Of course, tacking on all those extras can be time consuming. But for midpackers, committing just a few minutes a day to some of the following exercises can enhance your speed and shield you from injury. You don't have to do everything. I cobbled together a routine that fits my hectic life and set a PR by 57 seconds in a recent 5K. I e-mailed Cook to tell him my time. His reply was swift and satisfying: "Big! You got pop!"
1. Stand with feet shoulder-width apart.
2. Lift right knee to waist level at a 45-degree angle.
3. Keeping your knee high, rotate your hip so your knee is straight in front of you.
4. Step your right leg in front of your left.
5. Step to the left with your left foot.
6. Step behind your left leg with your right.
7. Step to the left with your left leg. Repeat the sequence for 20 yards, then change directions.
Full range of motion in the hips is critical for injury prevention — it lessens the force on your feet, lower legs, and knees, says Cook.
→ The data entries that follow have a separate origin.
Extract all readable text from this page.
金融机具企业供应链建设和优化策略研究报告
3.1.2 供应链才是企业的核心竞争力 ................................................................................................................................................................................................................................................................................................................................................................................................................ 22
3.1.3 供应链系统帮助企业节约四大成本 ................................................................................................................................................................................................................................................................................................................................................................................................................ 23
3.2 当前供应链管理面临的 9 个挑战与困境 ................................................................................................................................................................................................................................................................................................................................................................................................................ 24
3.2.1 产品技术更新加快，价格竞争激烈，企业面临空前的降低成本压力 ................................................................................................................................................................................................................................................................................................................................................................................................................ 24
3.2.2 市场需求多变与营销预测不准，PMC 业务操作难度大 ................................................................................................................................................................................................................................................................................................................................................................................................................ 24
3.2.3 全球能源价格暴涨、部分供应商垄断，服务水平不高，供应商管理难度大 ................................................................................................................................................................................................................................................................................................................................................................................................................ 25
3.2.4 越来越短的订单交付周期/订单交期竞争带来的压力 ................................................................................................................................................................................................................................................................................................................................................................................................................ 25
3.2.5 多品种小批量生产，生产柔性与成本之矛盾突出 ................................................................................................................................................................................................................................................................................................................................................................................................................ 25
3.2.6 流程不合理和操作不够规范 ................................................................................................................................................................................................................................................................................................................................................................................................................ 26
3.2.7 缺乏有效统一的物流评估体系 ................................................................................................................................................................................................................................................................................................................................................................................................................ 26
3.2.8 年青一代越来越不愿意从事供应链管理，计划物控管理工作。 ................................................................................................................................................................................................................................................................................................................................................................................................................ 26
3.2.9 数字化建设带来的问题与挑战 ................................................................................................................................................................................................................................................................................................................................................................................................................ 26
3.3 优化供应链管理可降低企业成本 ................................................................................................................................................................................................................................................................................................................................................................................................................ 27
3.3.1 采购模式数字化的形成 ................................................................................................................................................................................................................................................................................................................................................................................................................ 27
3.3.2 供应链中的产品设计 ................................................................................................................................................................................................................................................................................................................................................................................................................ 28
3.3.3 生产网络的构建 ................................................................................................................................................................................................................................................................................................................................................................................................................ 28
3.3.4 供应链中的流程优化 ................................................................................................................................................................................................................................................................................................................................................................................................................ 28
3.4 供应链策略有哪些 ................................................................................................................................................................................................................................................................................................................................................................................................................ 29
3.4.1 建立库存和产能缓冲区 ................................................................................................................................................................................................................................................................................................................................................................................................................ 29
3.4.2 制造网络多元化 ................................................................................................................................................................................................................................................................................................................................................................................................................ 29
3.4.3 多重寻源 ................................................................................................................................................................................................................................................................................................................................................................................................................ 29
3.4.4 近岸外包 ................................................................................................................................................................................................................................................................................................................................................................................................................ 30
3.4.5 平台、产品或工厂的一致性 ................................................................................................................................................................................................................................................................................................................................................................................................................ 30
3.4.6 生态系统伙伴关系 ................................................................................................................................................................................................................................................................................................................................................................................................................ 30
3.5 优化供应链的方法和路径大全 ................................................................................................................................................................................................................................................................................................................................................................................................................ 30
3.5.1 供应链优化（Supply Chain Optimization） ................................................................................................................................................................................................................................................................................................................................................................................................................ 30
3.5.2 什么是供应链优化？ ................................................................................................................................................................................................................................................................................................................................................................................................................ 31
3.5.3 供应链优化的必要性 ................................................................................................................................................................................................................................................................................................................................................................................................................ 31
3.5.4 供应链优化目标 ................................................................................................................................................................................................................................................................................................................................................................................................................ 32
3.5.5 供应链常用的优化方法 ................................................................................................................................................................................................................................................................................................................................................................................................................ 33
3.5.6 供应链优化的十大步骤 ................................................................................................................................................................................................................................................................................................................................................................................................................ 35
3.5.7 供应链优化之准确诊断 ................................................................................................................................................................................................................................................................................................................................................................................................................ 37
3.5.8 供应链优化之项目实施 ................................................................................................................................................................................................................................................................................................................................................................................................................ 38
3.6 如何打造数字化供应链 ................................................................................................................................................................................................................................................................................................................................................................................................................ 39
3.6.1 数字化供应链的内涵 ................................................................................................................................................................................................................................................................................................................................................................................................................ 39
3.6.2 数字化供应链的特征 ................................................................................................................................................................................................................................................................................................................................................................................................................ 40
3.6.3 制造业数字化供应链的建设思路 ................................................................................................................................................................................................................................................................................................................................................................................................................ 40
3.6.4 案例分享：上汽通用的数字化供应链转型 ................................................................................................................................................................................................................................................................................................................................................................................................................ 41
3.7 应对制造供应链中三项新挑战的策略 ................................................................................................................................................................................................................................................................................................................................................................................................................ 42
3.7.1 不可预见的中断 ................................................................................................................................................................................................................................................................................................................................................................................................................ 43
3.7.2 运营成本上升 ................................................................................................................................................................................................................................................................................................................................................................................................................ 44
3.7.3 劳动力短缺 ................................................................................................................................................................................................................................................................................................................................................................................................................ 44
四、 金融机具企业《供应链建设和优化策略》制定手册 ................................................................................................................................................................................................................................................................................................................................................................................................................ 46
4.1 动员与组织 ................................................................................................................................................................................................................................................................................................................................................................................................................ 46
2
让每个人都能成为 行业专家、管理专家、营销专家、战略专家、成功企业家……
Do all or part of this flexibility and drill series (plus Carioka, previous pages) before every run.
1. As you walk, bring each knee up to waist level, thigh parallel to the ground.
2. Pump arms. Go 20 yards. If doing before speedwork, turn into a skip.
Frontal Leg Swings
1. Stand next to a wall, left hand on wall.
2. Flexing your left foot, swing your left leg forward and back. Do 10 reps per leg.
3. Switch to side leg swings: With both hands on wall and a slight bend in left knee, flex left foot upward. Swing left leg to the left, then to the right. Do 10 reps per leg.